Wachovia Capital’s David Wong turned cautious on both the computer hardware and semiconductor sectors Thursday morning, cutting his ratings on the two groups to Market Weight from Overweight.

Wachovia’s move comes on a day when there were also wholesale estimate cuts on enterprise-related tech names by analysts at both RBC Capital and Pacific Crest.

“Over the past couple of weeks we have become increasingly concerned with what appears to he a heightened sense of uncertainty regarding future economic growth,” Wong wrote in a research note. “We had originally hoped that secular trends in the semiconductor and computer hardware markets would be strong enough to offset some softening in global demand.
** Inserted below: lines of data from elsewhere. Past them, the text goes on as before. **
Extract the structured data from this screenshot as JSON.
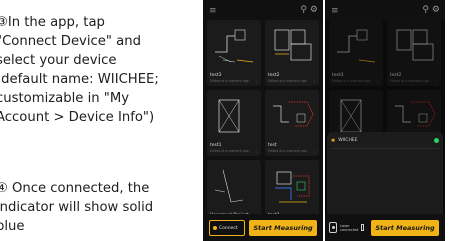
{
  "instructions": {
    "step1": "③In the app, tap\n\"Connect Device\" and\nselect your device\n(default name: WIICHEE;\ncustomizable in \"My\nAccount > Device Info\")",
    "step2": "④ Once connected, the\nindicator will show solid\nblue"
  },
  "phones": [
    {
      "cards": [
        {
          "name": "test3",
          "meta": "Edited at a moment ago"
        },
        {
          "name": "test2",
          "meta": "Edited at a moment ago"
        },
        {
          "name": "test1",
          "meta": "Edited at a moment ago"
        },
        {
          "name": "test",
          "meta": "Edited at a moment ago"
        },
        {
          "name": "Unnamed Project",
          "meta": "Edited at 3 minutes ago"
        },
        {
          "name": "test3",
          "meta": "Edited at a moment ago"
        }
      ],
      "connect_label": "Connect",
      "measure_label": "Start Measuring"
    },
    {
      "cards": [
        {
          "name": "test3",
          "meta": "Edited at a moment ago"
        },
        {
          "name": "test2",
          "meta": "Edited at a moment ago"
        },
        {
          "name": "test1",
          "meta": "Edited at a moment ago"
        },
        {
          "name": "test",
          "meta": "Edited at a moment ago"
        }
      ],
      "popup_device_name": "WIICHEE",
      "device_label": "Laser\nconnected",
      "measure_label": "Start Measuring"
    }
  ],
  "colors": {
    "accent": "#f0b419",
    "app_bg": "#101010",
    "card_bg": "#1b1b1b",
    "status_ok": "#2fd162",
    "plan_red": "#e23a2e",
    "plan_blue": "#3b6ee8"
  },
  "icons": {
    "menu": "hamburger-icon",
    "search": "search-icon",
    "settings": "settings-icon",
    "bluetooth": "bluetooth-icon",
    "device": "laser-device-icon"
  }
}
However, several recent data points suggest that the technology demand has softened, possibly in response to global economic conditions.” (Possibly?)

On the other hand, Wong writes that there are some positive underlying trends that could make PCs one of the better performing tech segments in 2009. “A bigger risk for computer hardware companies,” he writes, is “the possibility of IT budget cutbacks at large corporations, impacting demand for enterprise computer hardware such as Unix servers and mainframes.”
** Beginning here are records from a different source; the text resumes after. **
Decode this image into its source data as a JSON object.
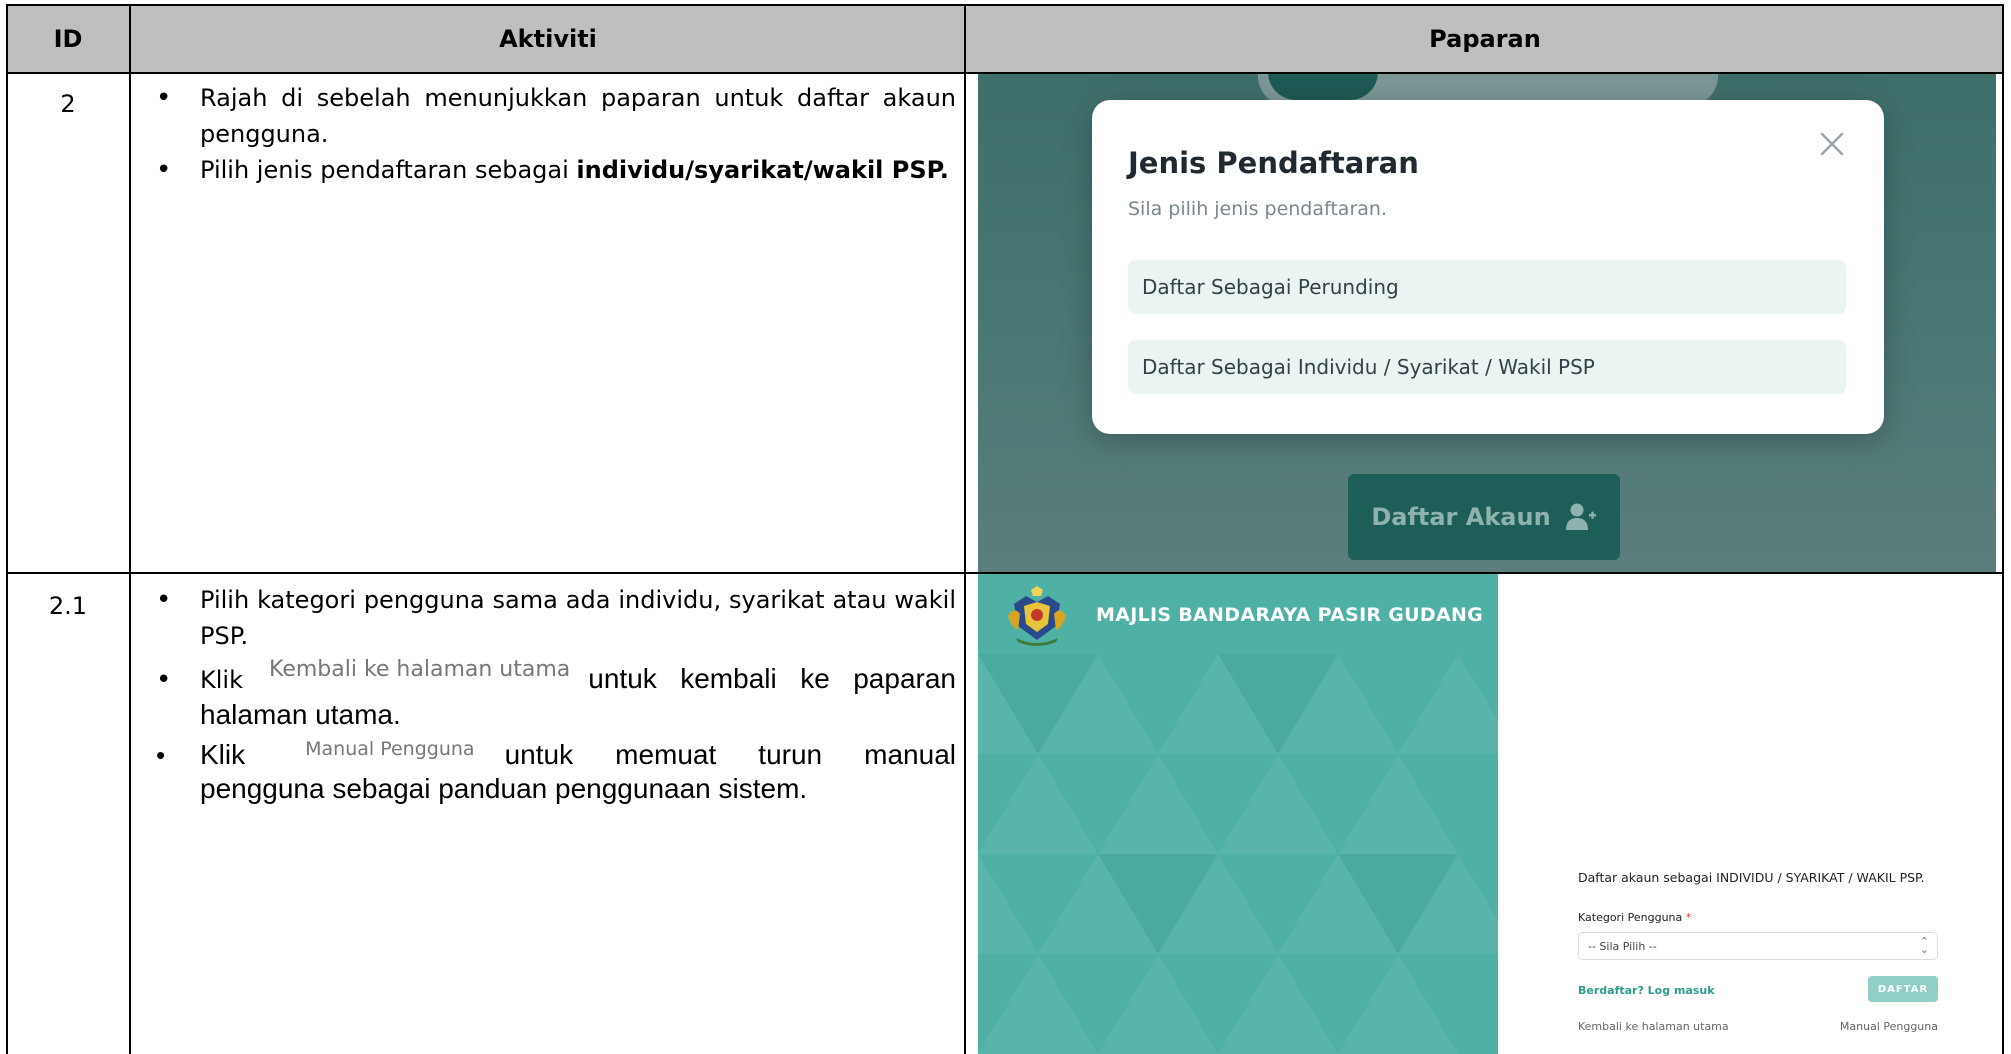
{
  "table": {
    "headers": {
      "id": "ID",
      "activity": "Aktiviti",
      "display": "Paparan"
    }
  },
  "rows": [
    {
      "id": "2",
      "bullets": [
        {
          "text": "Rajah di sebelah menunjukkan paparan untuk daftar akaun pengguna."
        },
        {
          "prefix": "Pilih jenis pendaftaran sebagai ",
          "bold": "individu/syarikat/wakil PSP."
        }
      ]
    },
    {
      "id": "2.1",
      "bullets": [
        {
          "text": "Pilih kategori pengguna sama ada individu, syarikat atau wakil PSP."
        },
        {
          "prefix": "Klik",
          "inline": "Kembali ke halaman utama",
          "suffix": "untuk kembali ke paparan halaman utama."
        },
        {
          "prefix": "Klik",
          "inline": "Manual Pengguna",
          "suffix": "untuk memuat turun manual pengguna sebagai panduan penggunaan sistem."
        }
      ]
    }
  ],
  "screenshot1": {
    "modal_title": "Jenis Pendaftaran",
    "modal_subtitle": "Sila pilih jenis pendaftaran.",
    "option_1": "Daftar Sebagai Perunding",
    "option_2": "Daftar Sebagai Individu / Syarikat / Wakil PSP",
    "register_button": "Daftar Akaun",
    "icons": {
      "close": "close-icon",
      "register": "user-plus-icon"
    },
    "colors": {
      "backdrop": "#4a7874",
      "button": "#1d5e58",
      "option_bg": "#eaf5f2"
    }
  },
  "screenshot2": {
    "brand": "MAJLIS BANDARAYA PASIR GUDANG",
    "form_title": "Daftar akaun sebagai INDIVIDU / SYARIKAT / WAKIL PSP.",
    "category_label": "Kategori Pengguna",
    "required_mark": "*",
    "select_value": "-- Sila Pilih --",
    "login_link": "Berdaftar? Log masuk",
    "submit_button": "DAFTAR",
    "back_link": "Kembali ke halaman utama",
    "manual_link": "Manual Pengguna",
    "colors": {
      "panel": "#4fb1a6",
      "submit": "#8fcfc6",
      "link": "#2f9c8c"
    }
  }
}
As for chips, Wong worries that decelerating growth in the second half could lead to excess inventory build heading into 2009. “We think that the working down from higher inventory levels could suppress chip growth and pricing somewhat in 2009,” he writes.
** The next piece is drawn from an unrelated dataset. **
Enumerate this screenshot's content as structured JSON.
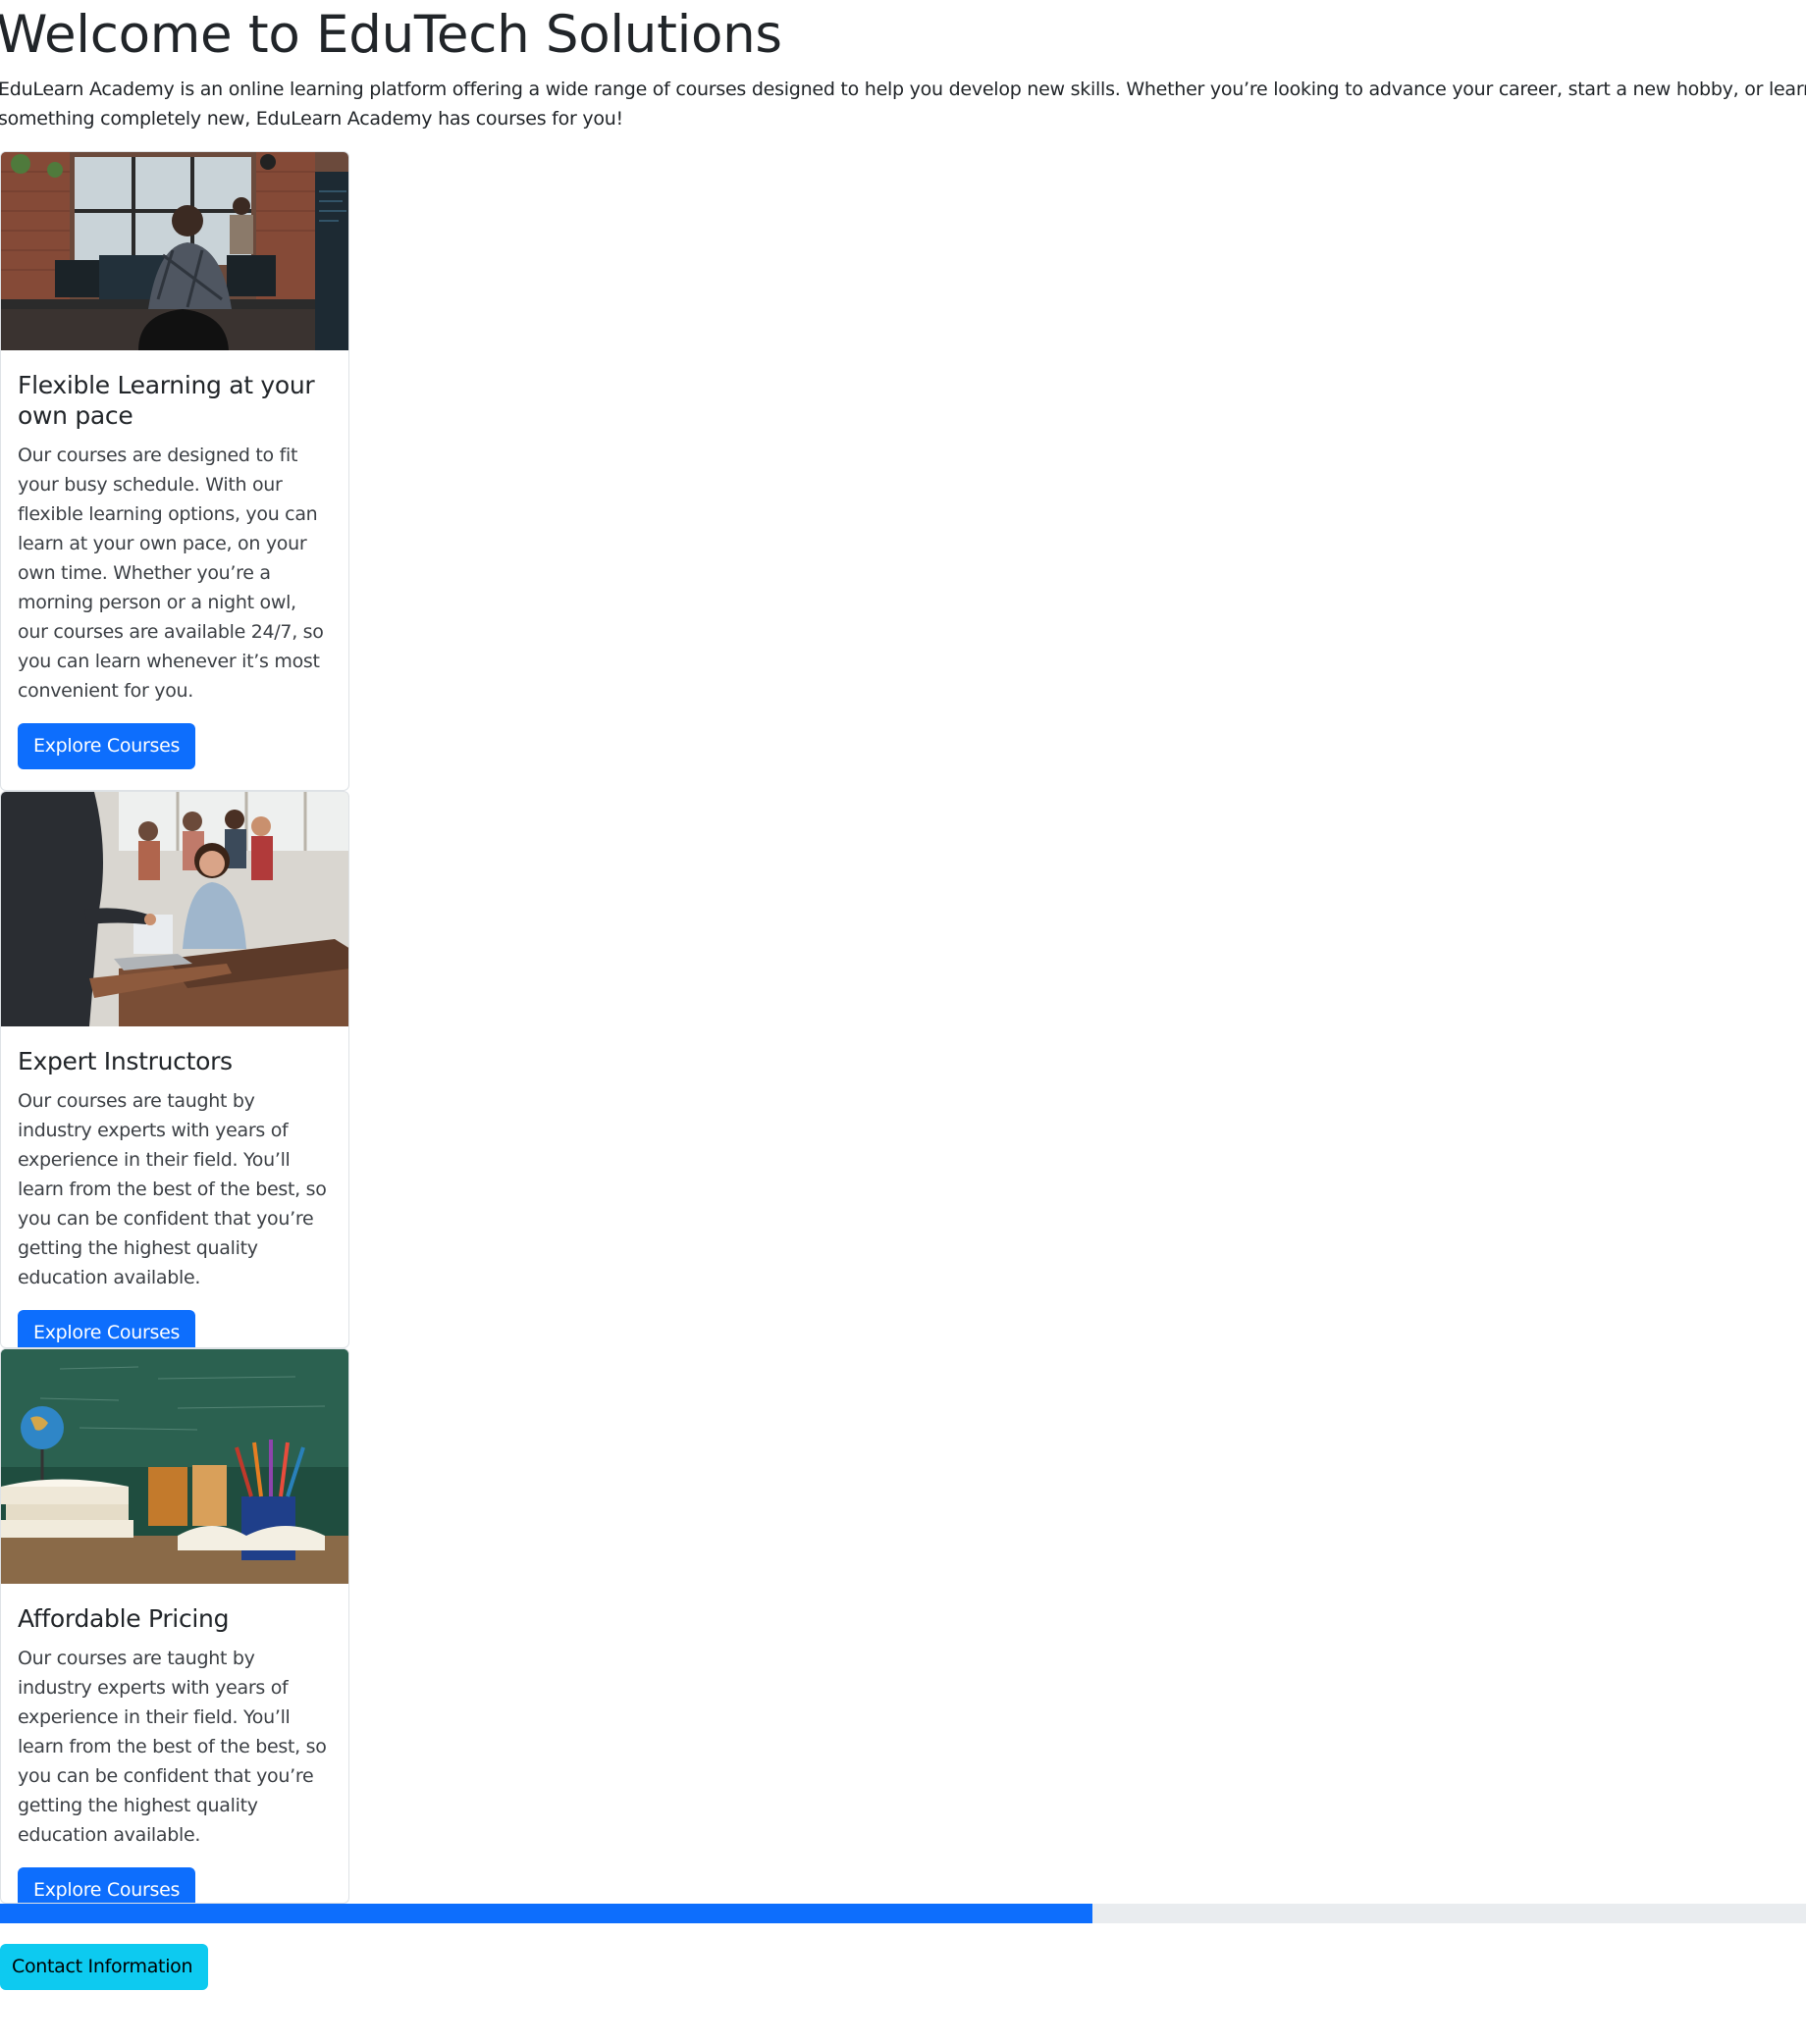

Wong cut estimates for Dell (NASDAQ:DELL), Hewlett-Packard (NYSE:HPQ), IBM (NYSE:IBM) and Sun Microsystems (JAVA); he maintained his Outperform ratings on Dell, HP and Sun and his Market Perform rating on IBM. He also cut his estimated valuation ranges for IBM, Sun and Dell.

Wong also cut estimates on Analog Devices (NASDAQ:ADI), Altera (NASDAQ:ALTR), Broadcom (NASDAQ:BRCM), California Micro Devices (CAMD) and Xilinx (NASDAQ:XLNX); he cut his valuation ranges on both Broadcom and Analog Devices. He did not change any ratings on the chip stocks.